Throughout most of my life that followed since then, during much of the tumultuous connections I maintained, I got sick and had many physical ailments. In each of those times, those around me offered compassion and had less unreasonable expectations on me which was opposite of how they normally treated me. On top of that, doctors and practitioners would console me like a loving mother would.
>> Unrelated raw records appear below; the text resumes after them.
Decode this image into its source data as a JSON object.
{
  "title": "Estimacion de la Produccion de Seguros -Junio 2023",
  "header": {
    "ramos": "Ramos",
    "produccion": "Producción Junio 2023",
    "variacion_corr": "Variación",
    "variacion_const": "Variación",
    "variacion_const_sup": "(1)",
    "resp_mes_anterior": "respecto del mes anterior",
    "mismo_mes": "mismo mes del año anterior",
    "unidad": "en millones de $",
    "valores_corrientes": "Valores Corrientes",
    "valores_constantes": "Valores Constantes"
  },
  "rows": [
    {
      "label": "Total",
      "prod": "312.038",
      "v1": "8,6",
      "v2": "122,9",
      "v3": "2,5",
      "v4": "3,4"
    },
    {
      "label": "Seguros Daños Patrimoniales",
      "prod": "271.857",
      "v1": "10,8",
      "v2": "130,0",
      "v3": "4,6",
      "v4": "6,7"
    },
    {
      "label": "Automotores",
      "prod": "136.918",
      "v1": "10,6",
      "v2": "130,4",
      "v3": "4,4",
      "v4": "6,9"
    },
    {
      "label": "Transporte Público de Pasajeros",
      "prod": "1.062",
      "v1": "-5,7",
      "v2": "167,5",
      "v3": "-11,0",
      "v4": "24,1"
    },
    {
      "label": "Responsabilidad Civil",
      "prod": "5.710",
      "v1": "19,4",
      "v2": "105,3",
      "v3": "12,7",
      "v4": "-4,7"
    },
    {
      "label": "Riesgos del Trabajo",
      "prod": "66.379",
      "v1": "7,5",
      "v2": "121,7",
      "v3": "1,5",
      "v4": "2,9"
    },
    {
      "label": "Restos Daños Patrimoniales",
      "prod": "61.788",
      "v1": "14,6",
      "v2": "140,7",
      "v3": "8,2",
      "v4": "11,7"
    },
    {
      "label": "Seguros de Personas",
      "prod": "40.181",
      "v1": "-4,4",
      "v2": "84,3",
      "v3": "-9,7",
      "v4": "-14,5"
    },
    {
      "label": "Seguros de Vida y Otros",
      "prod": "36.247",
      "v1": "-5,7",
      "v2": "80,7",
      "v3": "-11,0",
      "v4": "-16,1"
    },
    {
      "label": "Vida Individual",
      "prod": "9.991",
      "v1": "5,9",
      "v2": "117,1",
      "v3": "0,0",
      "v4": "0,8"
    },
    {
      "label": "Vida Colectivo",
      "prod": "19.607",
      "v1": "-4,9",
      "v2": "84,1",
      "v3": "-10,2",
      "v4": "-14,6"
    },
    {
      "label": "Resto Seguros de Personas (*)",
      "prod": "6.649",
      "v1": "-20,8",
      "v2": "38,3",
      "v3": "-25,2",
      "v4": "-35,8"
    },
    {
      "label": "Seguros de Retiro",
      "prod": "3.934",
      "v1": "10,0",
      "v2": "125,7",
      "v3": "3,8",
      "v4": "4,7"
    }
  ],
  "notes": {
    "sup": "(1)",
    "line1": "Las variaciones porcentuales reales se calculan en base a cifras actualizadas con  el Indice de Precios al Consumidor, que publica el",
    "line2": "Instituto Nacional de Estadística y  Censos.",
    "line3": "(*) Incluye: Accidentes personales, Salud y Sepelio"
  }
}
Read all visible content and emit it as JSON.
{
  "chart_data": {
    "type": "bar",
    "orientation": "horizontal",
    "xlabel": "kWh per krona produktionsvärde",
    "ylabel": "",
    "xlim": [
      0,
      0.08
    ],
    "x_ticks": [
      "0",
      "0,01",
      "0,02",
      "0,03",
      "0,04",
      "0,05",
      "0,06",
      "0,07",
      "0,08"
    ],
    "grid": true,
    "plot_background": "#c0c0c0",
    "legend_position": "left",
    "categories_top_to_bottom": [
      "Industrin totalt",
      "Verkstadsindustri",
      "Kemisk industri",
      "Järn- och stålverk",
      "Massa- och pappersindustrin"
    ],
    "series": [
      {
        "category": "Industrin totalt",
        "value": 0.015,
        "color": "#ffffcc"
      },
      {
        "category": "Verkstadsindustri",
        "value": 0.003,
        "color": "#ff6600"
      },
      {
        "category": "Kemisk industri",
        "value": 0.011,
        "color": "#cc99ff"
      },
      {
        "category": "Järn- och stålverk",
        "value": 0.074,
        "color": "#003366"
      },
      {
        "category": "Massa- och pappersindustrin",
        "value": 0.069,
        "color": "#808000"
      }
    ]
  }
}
So throughout most of it, I was doing nothing more than solidifying that negative programming.

All of us, even animals, have different types of programs constantly running within us that begin somewhere. Some are healthy for us, and some aren’t like the one that have kept me being sick. An example of some other type of programming can be shown quite simply with my roommate’s dog who upon hearing the word “Treat?” will begin to salivate and drool, jump up and down, and start doing tricks without even being asked, all for the sake of the reward that her brain knows is about to come. In my case, as I allowed people to treat me terribly and remained in unhealthy relationships, my programming would bring about sickness and ailments just for the reward of getting more love and affection from them. Through my closer connection to God today though, I am loving myself so much more and having a much better relationship with myself. I don’t have any toxic or negative people close to me that do nothing but bring me down. Because of that, this negative rewards based belief system isn’t going to work because I don’t need to be sick to have love come into my life, it’s already there. I generate it now with God’s guidance from within and from surrounding myself with healthy people.

The bottom line is that I don’t want or need to be sick or ailing anymore. And I most definitely don’t have the desire to find love in my life by becoming sick or ailing. That woman really did hit the nail on its head with what she told me. What she didn’t say though, but what I know is also true, is that this old belief system is already dying through all the work I’ve been doing on myself. I just have to be patient. After all, it took years to create this programming, hopefully it won’t take the same to delete it.